Uma genuína mistura de sentidos e sonoridades, que é também uma provocação à música cada vez mais homogénea. Referências que os Kumpania Algazarra foram buscar aos cinco continentes e a nomes como Emir Kusturica, Fanfare Ciocărlia, Gogol Bordello, Rachid Taha, Fela Kuti, Buena Vista Social Club, Manu Chao ou Bob Marley. Os ritmos ciganos balcânicos, árabes e latinos aliam-se então a estilos como a afrobeat, a folk, o reggae, o funk, o ska, o son, o swing, o klezmer, o gnawa ou o rock. Um ambiente multicultural onde a banda abre espaço a temas caros a toda a sociedade como a guerra, a pobreza ou a imigração.
“As causas sociais e a festa podem não andar de mãos afastadas, podem coexistir. Para nós, faz todo o sentido de aproveitarmos da melhor maneira tudo aquilo que sabemos fazer, e tentarmos com isso pôr alguma igualdade neste mundo em que vivemos”, justifica o músico. “As diferentes proveniências de estilos musicais advêm também do grande número de elementos que compõem a banda. Cada um tem as suas influências e cada um as traz depois para a sala de ensaio. Aí, muitas dessas ideias são escutadas e discutidas, e depois nós chegamos a um resultado. E esse resultado reflecte paisagens sonoras às quais nós não estamos habituados em Portugal”.
Paisagens coloridas, cada vez mais habituais no universo da música do mundo. Com o nomadismo nos genes, a caravana começou a cruzar a Europa. Depois de uma passagem pelo Festival Andanças e de terem realizado vários espectáculos na Galiza e no País Basco, eles partiram numa digressão à descoberta da Eslovénia. Segue-se a Itália, onde os Kumpania Algazarra irão estar entre 29 de Maio e 1 de Junho. Percursos onde contaminam e se deixam contaminar por outros garimpeiros de sons, entre eles os Blasted Mechanism, os Terrakota e as Tucanas.

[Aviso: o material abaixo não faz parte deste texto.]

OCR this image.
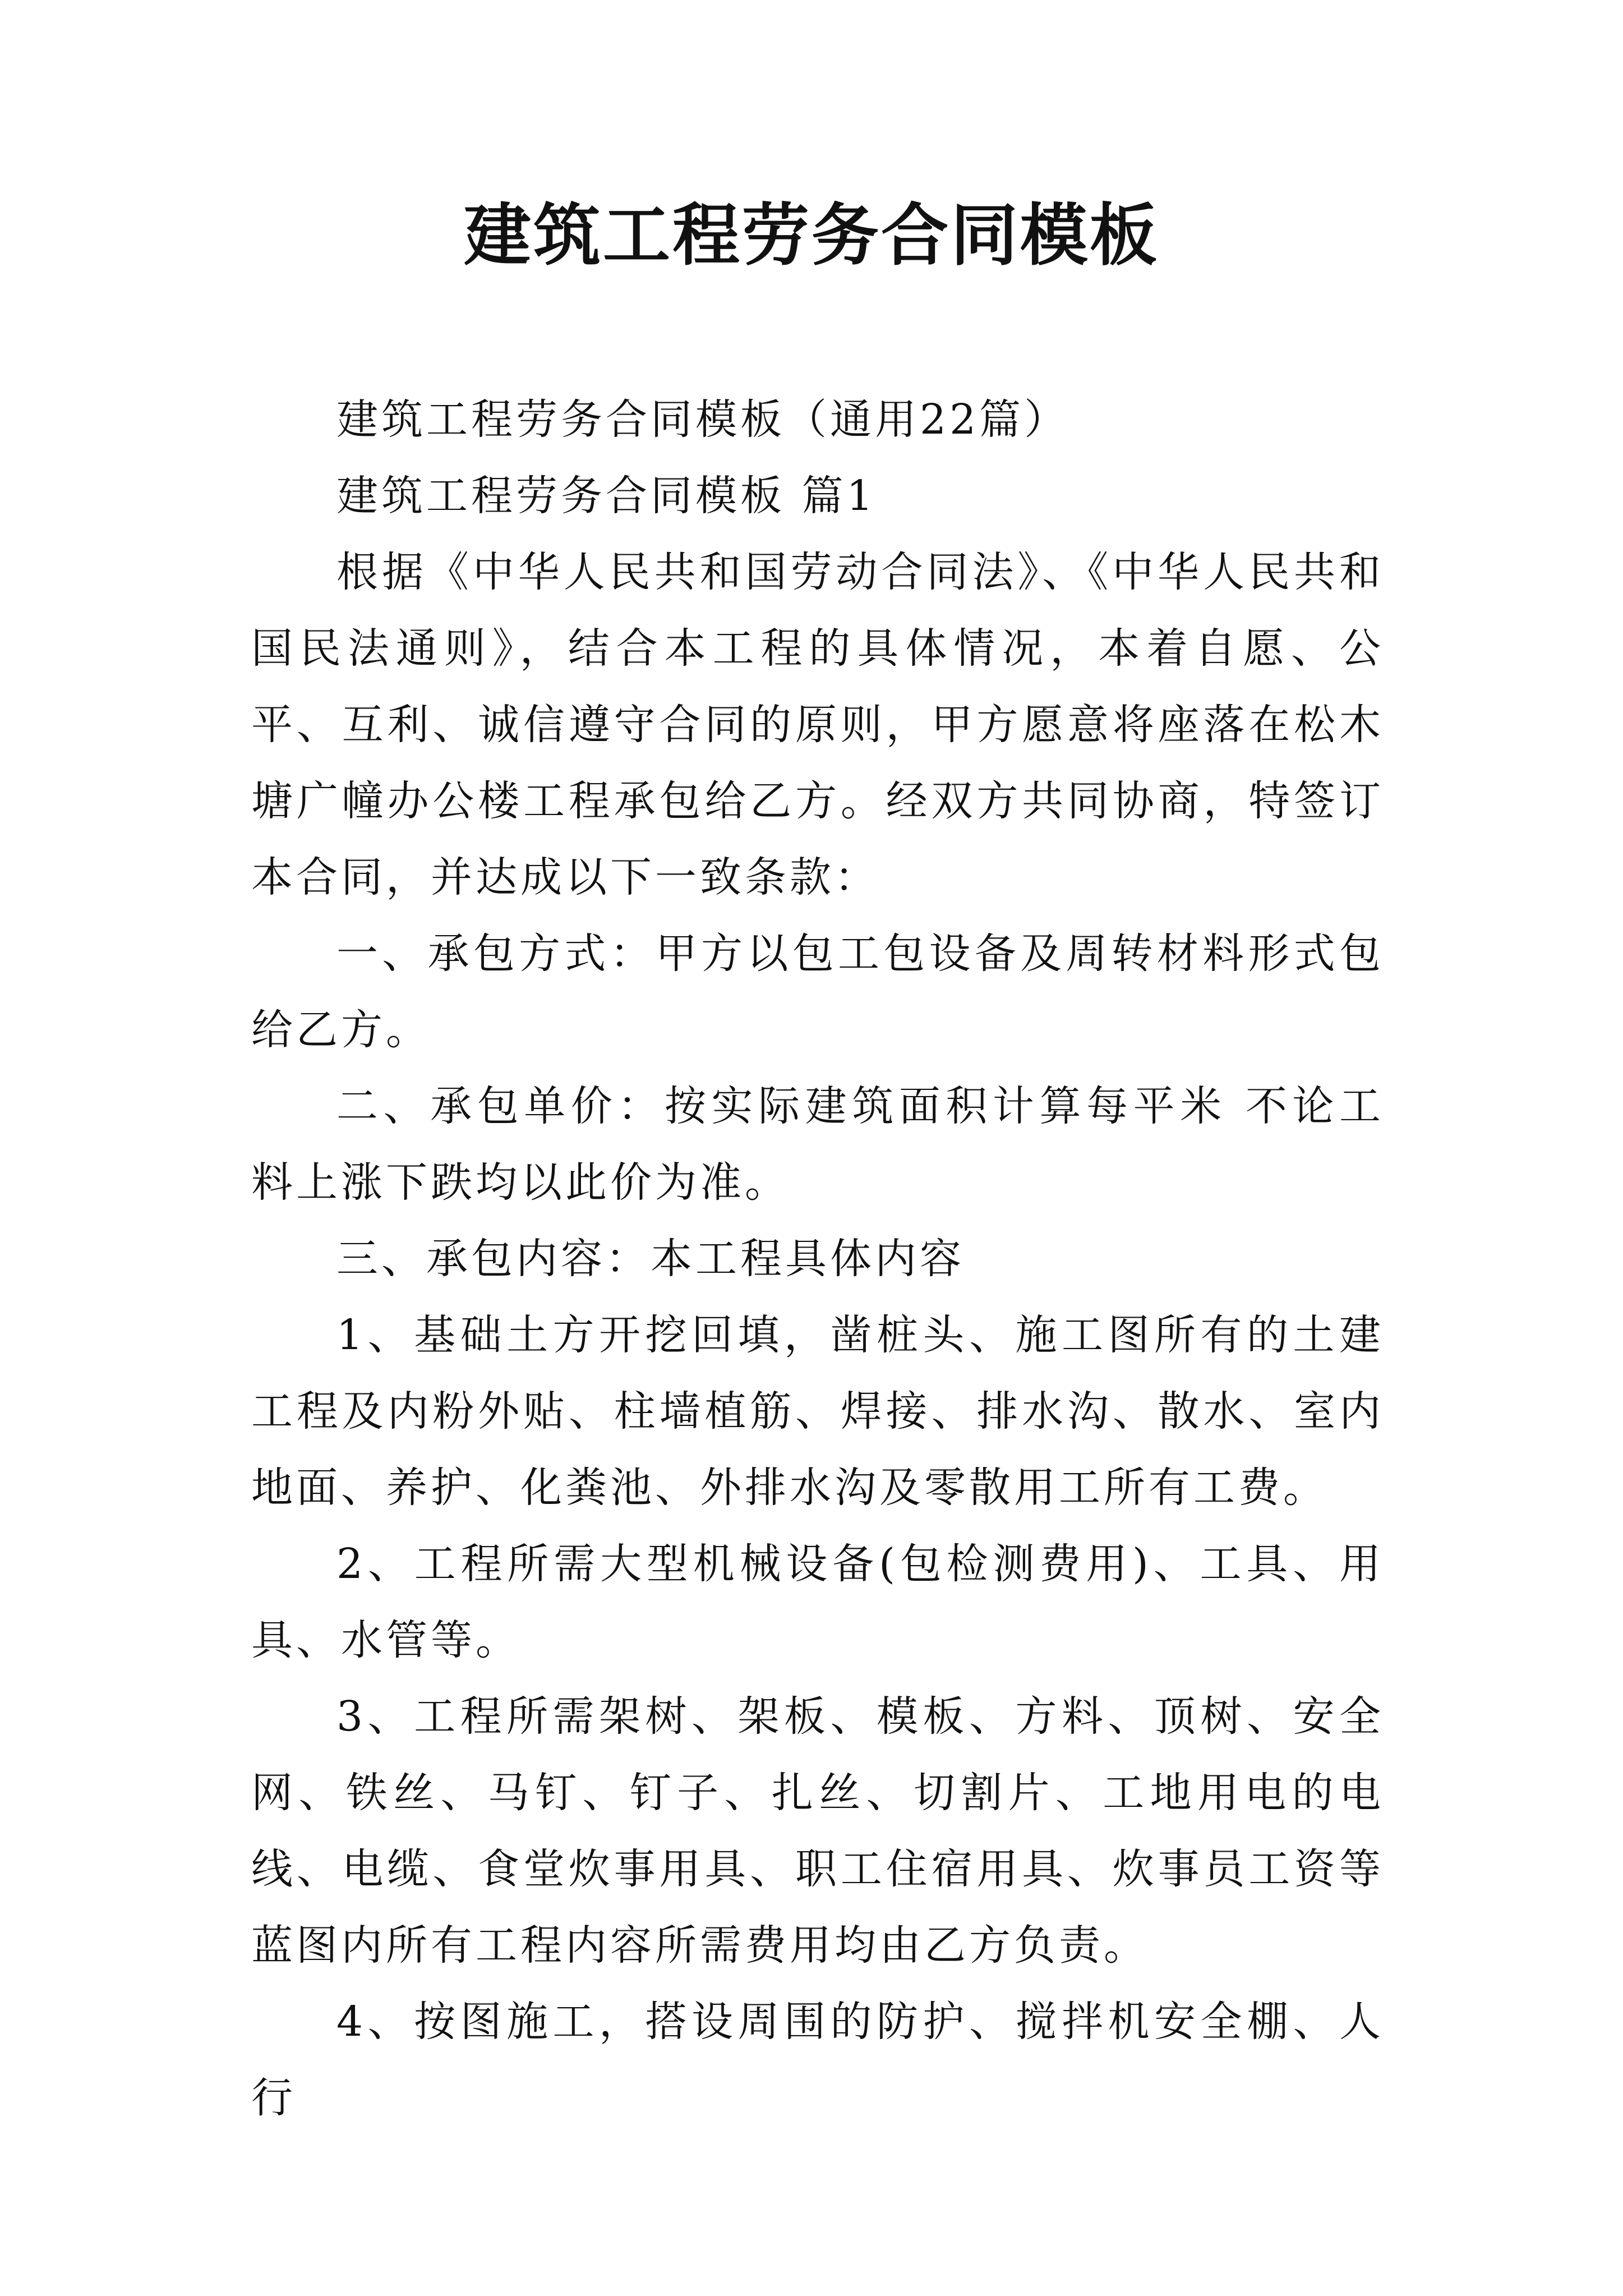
建筑工程劳务合同模板

建筑工程劳务合同模板（通用22篇）

建筑工程劳务合同模板 篇1

根据《中华人民共和国劳动合同法》、《中华人民共和国民法通则》，结合本工程的具体情况，本着自愿、公平、互利、诚信遵守合同的原则，甲方愿意将座落在松木塘广幢办公楼工程承包给乙方。经双方共同协商，特签订本合同，并达成以下一致条款：

一、承包方式：甲方以包工包设备及周转材料形式包给乙方。

二、承包单价：按实际建筑面积计算每平米 不论工料上涨下跌均以此价为准。

三、承包内容：本工程具体内容

1、基础土方开挖回填，凿桩头、施工图所有的土建工程及内粉外贴、柱墙植筋、焊接、排水沟、散水、室内地面、养护、化粪池、外排水沟及零散用工所有工费。

2、工程所需大型机械设备(包检测费用)、工具、用具、水管等。

3、工程所需架树、架板、模板、方料、顶树、安全网、铁丝、马钉、钉子、扎丝、切割片、工地用电的电线、电缆、食堂炊事用具、职工住宿用具、炊事员工资等蓝图内所有工程内容所需费用均由乙方负责。

4、按图施工，搭设周围的防护、搅拌机安全棚、人行
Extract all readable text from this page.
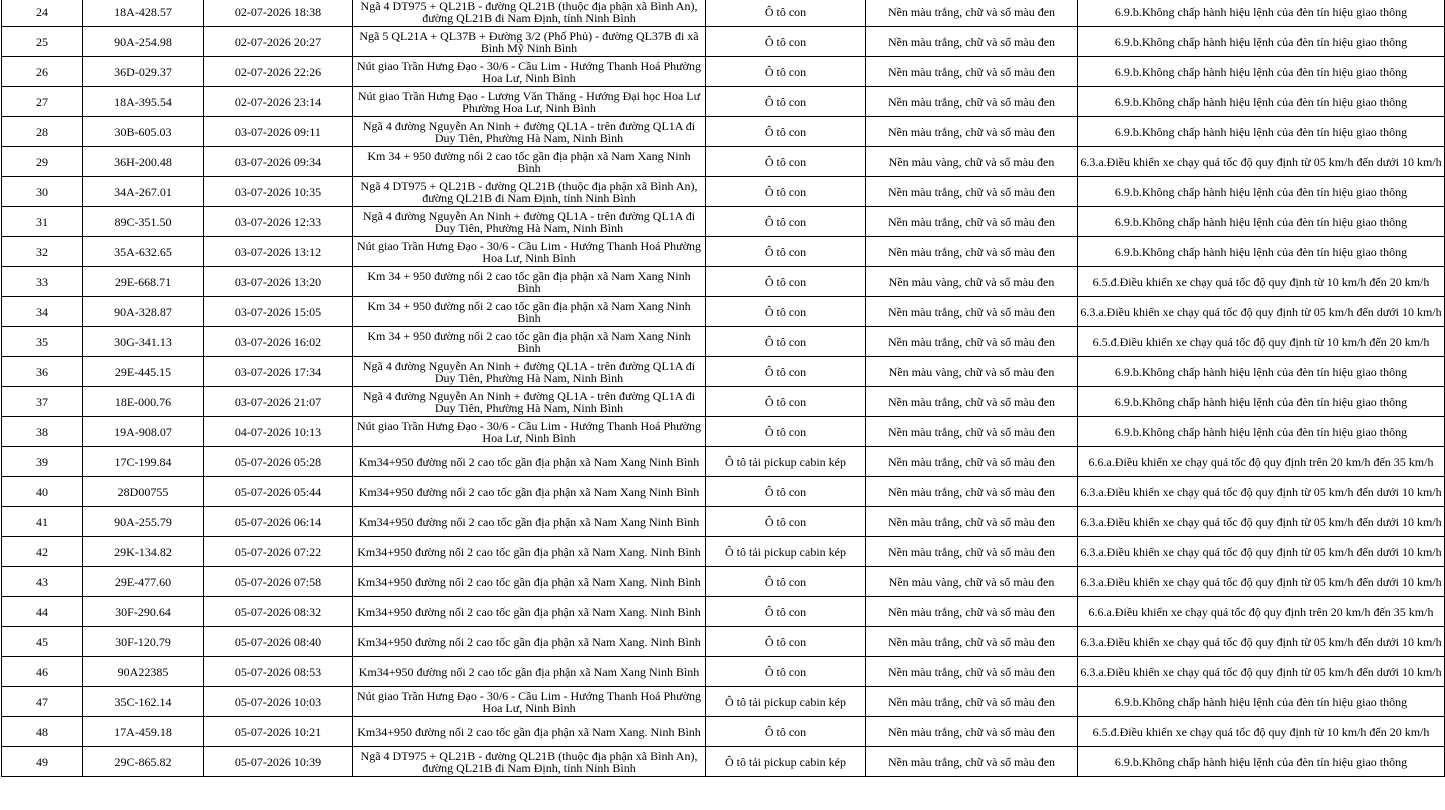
24	18A-428.57	02-07-2026 18:38	Ngã 4 DT975 + QL21B - đường QL21B (thuộc địa phận xã Bình An), đường QL21B đi Nam Định, tỉnh Ninh Bình	Ô tô con	Nền màu trắng, chữ và số màu đen	6.9.b.Không chấp hành hiệu lệnh của đèn tín hiệu giao thông
25	90A-254.98	02-07-2026 20:27	Ngã 5 QL21A + QL37B + Đường 3/2 (Phố Phủ) - đường QL37B đi xã Bình Mỹ Ninh Bình	Ô tô con	Nền màu trắng, chữ và số màu đen	6.9.b.Không chấp hành hiệu lệnh của đèn tín hiệu giao thông
26	36D-029.37	02-07-2026 22:26	Nút giao Trần Hưng Đạo - 30/6 - Cầu Lim - Hướng Thanh Hoá Phường Hoa Lư, Ninh Bình	Ô tô con	Nền màu trắng, chữ và số màu đen	6.9.b.Không chấp hành hiệu lệnh của đèn tín hiệu giao thông
27	18A-395.54	02-07-2026 23:14	Nút giao Trần Hưng Đạo - Lương Văn Thăng - Hướng Đại học Hoa Lư Phường Hoa Lư, Ninh Bình	Ô tô con	Nền màu trắng, chữ và số màu đen	6.9.b.Không chấp hành hiệu lệnh của đèn tín hiệu giao thông
28	30B-605.03	03-07-2026 09:11	Ngã 4 đường Nguyễn An Ninh + đường QL1A - trên đường QL1A đi Duy Tiên, Phường Hà Nam, Ninh Bình	Ô tô con	Nền màu trắng, chữ và số màu đen	6.9.b.Không chấp hành hiệu lệnh của đèn tín hiệu giao thông
29	36H-200.48	03-07-2026 09:34	Km 34 + 950 đường nối 2 cao tốc gần địa phận xã Nam Xang Ninh Bình	Ô tô con	Nền màu vàng, chữ và số màu đen	6.3.a.Điều khiển xe chạy quá tốc độ quy định từ 05 km/h đến dưới 10 km/h
30	34A-267.01	03-07-2026 10:35	Ngã 4 DT975 + QL21B - đường QL21B (thuộc địa phận xã Bình An), đường QL21B đi Nam Định, tỉnh Ninh Bình	Ô tô con	Nền màu trắng, chữ và số màu đen	6.9.b.Không chấp hành hiệu lệnh của đèn tín hiệu giao thông
31	89C-351.50	03-07-2026 12:33	Ngã 4 đường Nguyễn An Ninh + đường QL1A - trên đường QL1A đi Duy Tiên, Phường Hà Nam, Ninh Bình	Ô tô con	Nền màu trắng, chữ và số màu đen	6.9.b.Không chấp hành hiệu lệnh của đèn tín hiệu giao thông
32	35A-632.65	03-07-2026 13:12	Nút giao Trần Hưng Đạo - 30/6 - Cầu Lim - Hướng Thanh Hoá Phường Hoa Lư, Ninh Bình	Ô tô con	Nền màu trắng, chữ và số màu đen	6.9.b.Không chấp hành hiệu lệnh của đèn tín hiệu giao thông
33	29E-668.71	03-07-2026 13:20	Km 34 + 950 đường nối 2 cao tốc gần địa phận xã Nam Xang Ninh Bình	Ô tô con	Nền màu vàng, chữ và số màu đen	6.5.đ.Điều khiển xe chạy quá tốc độ quy định từ 10 km/h đến 20 km/h
34	90A-328.87	03-07-2026 15:05	Km 34 + 950 đường nối 2 cao tốc gần địa phận xã Nam Xang Ninh Bình	Ô tô con	Nền màu trắng, chữ và số màu đen	6.3.a.Điều khiển xe chạy quá tốc độ quy định từ 05 km/h đến dưới 10 km/h
35	30G-341.13	03-07-2026 16:02	Km 34 + 950 đường nối 2 cao tốc gần địa phận xã Nam Xang Ninh Bình	Ô tô con	Nền màu trắng, chữ và số màu đen	6.5.đ.Điều khiển xe chạy quá tốc độ quy định từ 10 km/h đến 20 km/h
36	29E-445.15	03-07-2026 17:34	Ngã 4 đường Nguyễn An Ninh + đường QL1A - trên đường QL1A đi Duy Tiên, Phường Hà Nam, Ninh Bình	Ô tô con	Nền màu vàng, chữ và số màu đen	6.9.b.Không chấp hành hiệu lệnh của đèn tín hiệu giao thông
37	18E-000.76	03-07-2026 21:07	Ngã 4 đường Nguyễn An Ninh + đường QL1A - trên đường QL1A đi Duy Tiên, Phường Hà Nam, Ninh Bình	Ô tô con	Nền màu trắng, chữ và số màu đen	6.9.b.Không chấp hành hiệu lệnh của đèn tín hiệu giao thông
38	19A-908.07	04-07-2026 10:13	Nút giao Trần Hưng Đạo - 30/6 - Cầu Lim - Hướng Thanh Hoá Phường Hoa Lư, Ninh Bình	Ô tô con	Nền màu trắng, chữ và số màu đen	6.9.b.Không chấp hành hiệu lệnh của đèn tín hiệu giao thông
39	17C-199.84	05-07-2026 05:28	Km34+950 đường nối 2 cao tốc gần địa phận xã Nam Xang Ninh Bình	Ô tô tải pickup cabin kép	Nền màu trắng, chữ và số màu đen	6.6.a.Điều khiển xe chạy quá tốc độ quy định trên 20 km/h đến 35 km/h
40	28D00755	05-07-2026 05:44	Km34+950 đường nối 2 cao tốc gần địa phận xã Nam Xang Ninh Bình	Ô tô con	Nền màu trắng, chữ và số màu đen	6.3.a.Điều khiển xe chạy quá tốc độ quy định từ 05 km/h đến dưới 10 km/h
41	90A-255.79	05-07-2026 06:14	Km34+950 đường nối 2 cao tốc gần địa phận xã Nam Xang Ninh Bình	Ô tô con	Nền màu trắng, chữ và số màu đen	6.3.a.Điều khiển xe chạy quá tốc độ quy định từ 05 km/h đến dưới 10 km/h
42	29K-134.82	05-07-2026 07:22	Km34+950 đường nối 2 cao tốc gần địa phận xã Nam Xang. Ninh Bình	Ô tô tải pickup cabin kép	Nền màu trắng, chữ và số màu đen	6.3.a.Điều khiển xe chạy quá tốc độ quy định từ 05 km/h đến dưới 10 km/h
43	29E-477.60	05-07-2026 07:58	Km34+950 đường nối 2 cao tốc gần địa phận xã Nam Xang. Ninh Bình	Ô tô con	Nền màu vàng, chữ và số màu đen	6.3.a.Điều khiển xe chạy quá tốc độ quy định từ 05 km/h đến dưới 10 km/h
44	30F-290.64	05-07-2026 08:32	Km34+950 đường nối 2 cao tốc gần địa phận xã Nam Xang. Ninh Bình	Ô tô con	Nền màu trắng, chữ và số màu đen	6.6.a.Điều khiển xe chạy quá tốc độ quy định trên 20 km/h đến 35 km/h
45	30F-120.79	05-07-2026 08:40	Km34+950 đường nối 2 cao tốc gần địa phận xã Nam Xang. Ninh Bình	Ô tô con	Nền màu trắng, chữ và số màu đen	6.3.a.Điều khiển xe chạy quá tốc độ quy định từ 05 km/h đến dưới 10 km/h
46	90A22385	05-07-2026 08:53	Km34+950 đường nối 2 cao tốc gần địa phận xã Nam Xang Ninh Bình	Ô tô con	Nền màu trắng, chữ và số màu đen	6.3.a.Điều khiển xe chạy quá tốc độ quy định từ 05 km/h đến dưới 10 km/h
47	35C-162.14	05-07-2026 10:03	Nút giao Trần Hưng Đạo - 30/6 - Cầu Lim - Hướng Thanh Hoá Phường Hoa Lư, Ninh Bình	Ô tô tải pickup cabin kép	Nền màu trắng, chữ và số màu đen	6.9.b.Không chấp hành hiệu lệnh của đèn tín hiệu giao thông
48	17A-459.18	05-07-2026 10:21	Km34+950 đường nối 2 cao tốc gần địa phận xã Nam Xang. Ninh Bình	Ô tô con	Nền màu trắng, chữ và số màu đen	6.5.đ.Điều khiển xe chạy quá tốc độ quy định từ 10 km/h đến 20 km/h
49	29C-865.82	05-07-2026 10:39	Ngã 4 DT975 + QL21B - đường QL21B (thuộc địa phận xã Bình An), đường QL21B đi Nam Định, tỉnh Ninh Bình	Ô tô tải pickup cabin kép	Nền màu trắng, chữ và số màu đen	6.9.b.Không chấp hành hiệu lệnh của đèn tín hiệu giao thông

“O contágio faz-se para além da música porque existem relações humanas muito fortes com cada uma dessas bandas. Ainda antes de tocar nos Algazarra, nos primeiros álbuns de Blasted Mechanism era eu que tocava os sopros. Os Terrakota fazem também parte da grande família da Algazarra, tal como as Tucanas, que nos convidaram para participar no álbum delas. Claro que nós dissemos que sim, porque gostamos destas contaminações musicais que existem de banda para banda”, refere Luís Bastos. “Neste mundo globalizado, cada vez é mais fácil o acesso a diferentes fontes musicais. Temos sempre a tendência de olhar para elas com algum espanto, daí que é grande a tentação de mexer com elas. Há uma variedade quase interminável de possibilidades, o que sem dúvida atrai muito os músicos e compositores”.
Em Fevereiro, os Kumpania Algazarra lançaram o seu primeiro disco, baptizado com o nome do grupo. Uma edição própria que inclui doze temas originais, inspirados em diversas latitudes sonoras. Parte do caminho trilhado até agora, sem pressas, pela banda, que em mãos tem já material para um segundo trabalho.
“Quatro anos volvidos, e depois de muita estrada e rua, apareceu o primeiro álbum que é o reunir dos temas que até então temos vindo a tocar. Como é o primeiro, nós pensámos que tinha de ser bem feito, com o nosso tempo e à nossa maneira, sem a pressão de uma editora”, acrescenta o clarinetista e saxofonista. “Poderemos esperar o reforço de características da banda, mas as influências são tantas que é provável que também nos deixemos contaminar por novidades musicais”.
A algazarra de experimentações prossegue, tendo como pano de fundo uma panóplia global de influências. Mundo sonoro em permanente ebulição, todo ele entregue à imaginação fértil desta fanfarra portuguesa.